Sunday, November 22, 2009

Where The Wild Things Are

Over the weekend a good friend and I returned to a part of the state where we spent many days fishing during college. It's an area crisscrossed by wild trout streams and large tracts of protected land. Neither of us had been up there in years. One of our goals was to fool some wild trout by employing tactics we had learned since our last visit. With our blaze orange hats, a lunch-filled backpack and two fly rods each, we set off into the woods. 

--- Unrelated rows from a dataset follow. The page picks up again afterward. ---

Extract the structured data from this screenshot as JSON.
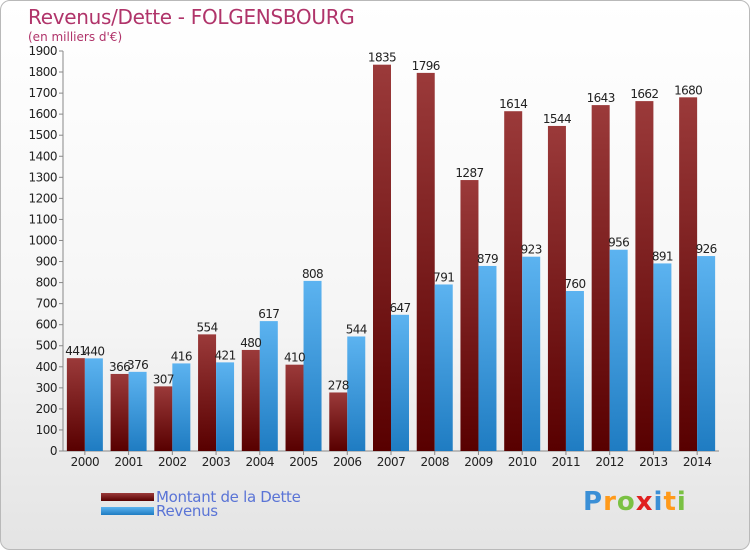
{
  "header": {
    "title": "Revenus/Dette - FOLGENSBOURG",
    "subtitle": "(en milliers d'€)"
  },
  "chart_data": {
    "type": "bar",
    "title": "Revenus/Dette - FOLGENSBOURG",
    "subtitle": "(en milliers d'€)",
    "xlabel": "",
    "ylabel": "",
    "ylim": [
      0,
      1900
    ],
    "ytick_step": 100,
    "grid": false,
    "legend_position": "bottom-left",
    "categories": [
      "2000",
      "2001",
      "2002",
      "2003",
      "2004",
      "2005",
      "2006",
      "2007",
      "2008",
      "2009",
      "2010",
      "2011",
      "2012",
      "2013",
      "2014"
    ],
    "series": [
      {
        "name": "Montant de la Dette",
        "color": "#7a1616",
        "values": [
          441,
          366,
          307,
          554,
          480,
          410,
          278,
          1835,
          1796,
          1287,
          1614,
          1544,
          1643,
          1662,
          1680
        ]
      },
      {
        "name": "Revenus",
        "color": "#3b96d8",
        "values": [
          440,
          376,
          416,
          421,
          617,
          808,
          544,
          647,
          791,
          879,
          923,
          760,
          956,
          891,
          926
        ]
      }
    ]
  },
  "legend": {
    "debt_label": "Montant de la Dette",
    "revenue_label": "Revenus"
  },
  "logo": {
    "text": "Proxiti",
    "letter_colors": [
      "#3a8fd6",
      "#ff9a1a",
      "#7ac143",
      "#e02020",
      "#3a8fd6",
      "#ff9a1a",
      "#7ac143"
    ]
  }
}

It was a perfect late autumn day with air temps in the mid-50's and a water temperature of 46. The stream flow was a little lower than ideal, but still very fishable. A seine net sample in the first pool revealed a healthy array of trout food to imitate. As always we both had high hopes starting off, but neither of us would have guessed how hard we would have to work to see a few wild fish. 

Memories of great battles, won and lost, came roaring back with every bend of the stream. We swore that every pool that we stopped at held trophy fish, though none dumb enough to fall for our imitations. The native brook and wild brown trout found here are wary creatures--there is not as much traffic here compared to other small streams in Connecticut. And the thick brush and overhanging limbs sure make a proper presentation a challenging task.

We enjoyed a spread of cheese and crackers at a spot once dubbed Champagne Pool. The a fallen tree once stretched bank to bank here causing the bubbling white water that gave its name. The lay down was now gone, but the new set up consisted of a beautiful shelf perfect for nymphing. When this run didn't cough up a fish, we realized we were in for a long day. It wasn't for the lack of trying either--we busted out all the tricks in the book and a few dozen different fly patterns.  

A few hours into the trip, I finally broke the skunk with a yearling brown trout that fell to a yellow prince nymph, perhaps mistaking it for the golden stoneflies we encountered while sampling. It wasn't in the size-class we were after, but it felt good knowing there were still fish to be found!  We ate lunch at the same pool and soon began the long walk back to the car, stopping at a few old favorite pools along the way. 

Upon reaching the final stop of the day, Aaron made a last ditch effort using a fly that had brought so many fine trout to the net here in the past; a black Woolly Bugger. In a very fitting way to end a great day, he fooled a marvelous native brookie on the old classic pattern. It was awesome reconnecting with a special place after so many years had gone by.